踊り子の「いい人ね」という言葉によって癒されて「私自身にも自分をいい人だと素直に感じることができた」という結果が成就されたと考えられる。
二つ目は、踊り子に癒されて、澄んだ水のようにすがすがしい気持ちだと想像する。
小説の中ではこういうシーンがある。
「若桐のように足のよく伸びた白い裸身をながめて…頭がぬぐわれたように澄んできた。
」主人公は十七くらいに見えた踊り子がまだ穢れの知らない清らかな子供だと分かった。
ひとりそのシーンのみならず、「旅情が自分の身についた」、「詩を感じて」、「まぶたの裏はかすかに痛んだ」などから主人公は他愛のない踊り子にゆがんだ性質を浄化されて甘い快さをした。
三つめは、親しみだと思われる。
主人公は他人の人生に関わることができて、人間と人間の間の尋常でナイーブな愛情を感じただろう。

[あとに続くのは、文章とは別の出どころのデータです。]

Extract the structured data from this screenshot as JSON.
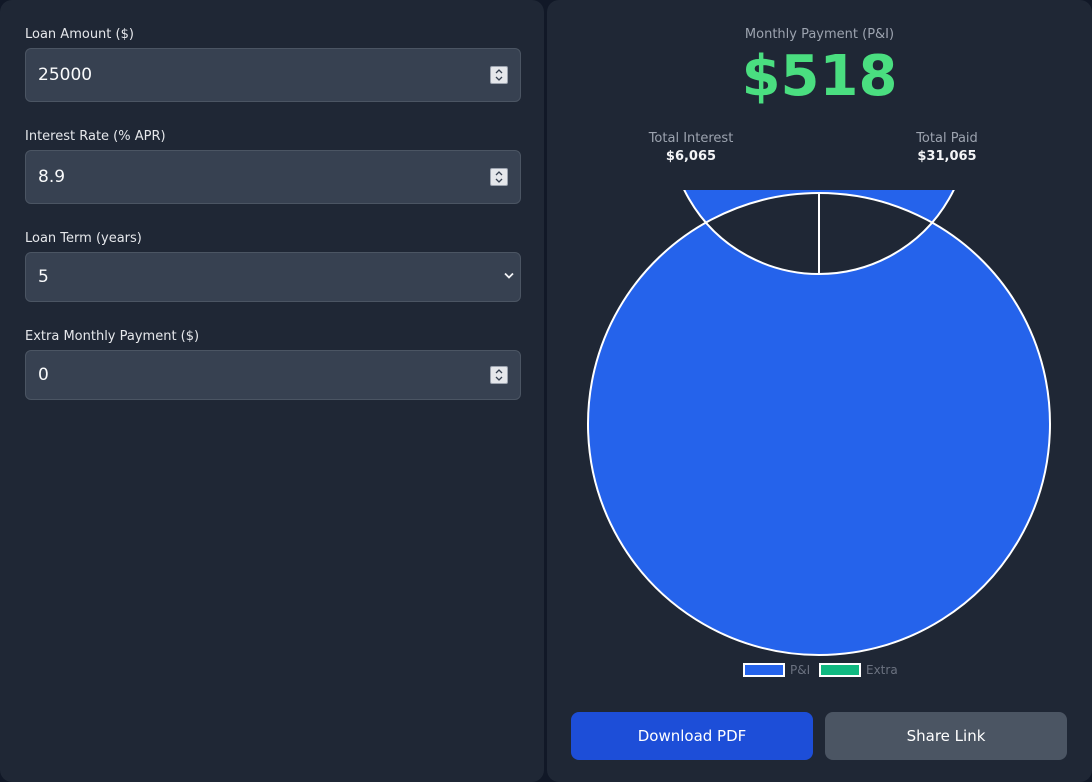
{
  "form": {
    "loan_amount": {
      "label": "Loan Amount ($)",
      "value": "25000"
    },
    "interest_rate": {
      "label": "Interest Rate (% APR)",
      "value": "8.9"
    },
    "loan_term": {
      "label": "Loan Term (years)",
      "value": "5"
    },
    "extra_payment": {
      "label": "Extra Monthly Payment ($)",
      "value": "0"
    }
  },
  "results": {
    "monthly_label": "Monthly Payment (P&I)",
    "monthly_value": "$518",
    "total_interest_label": "Total Interest",
    "total_interest_value": "$6,065",
    "total_paid_label": "Total Paid",
    "total_paid_value": "$31,065"
  },
  "chart_data": {
    "type": "pie",
    "categories": [
      "P&I",
      "Extra"
    ],
    "values": [
      518,
      0
    ],
    "colors": [
      "#2563eb",
      "#10b981"
    ],
    "legend": "bottom"
  },
  "actions": {
    "download_label": "Download PDF",
    "share_label": "Share Link"
  },
  "icons": {
    "spinner": "spinner-arrows-icon",
    "dropdown": "chevron-down-icon"
  }
}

無邪気な踊り子からピュアな思いも、婆さんを助けるのも、主人公にとっては心外の親切さだろう。
他者との距離感をより強く感じる主人公は至極あたりまえのことだと思って何もかもが一つに溶け合って感じられた。
自分の孤児根性が洗われてこそ、主人公は世間に溶け込むことができるような気がしたかもしれない。
以上三つの気持ちがあると思う。
しかし甘美で清らかな旅の思い出があっても主人公は孤独感や虚無感に付きまとわれるだろう。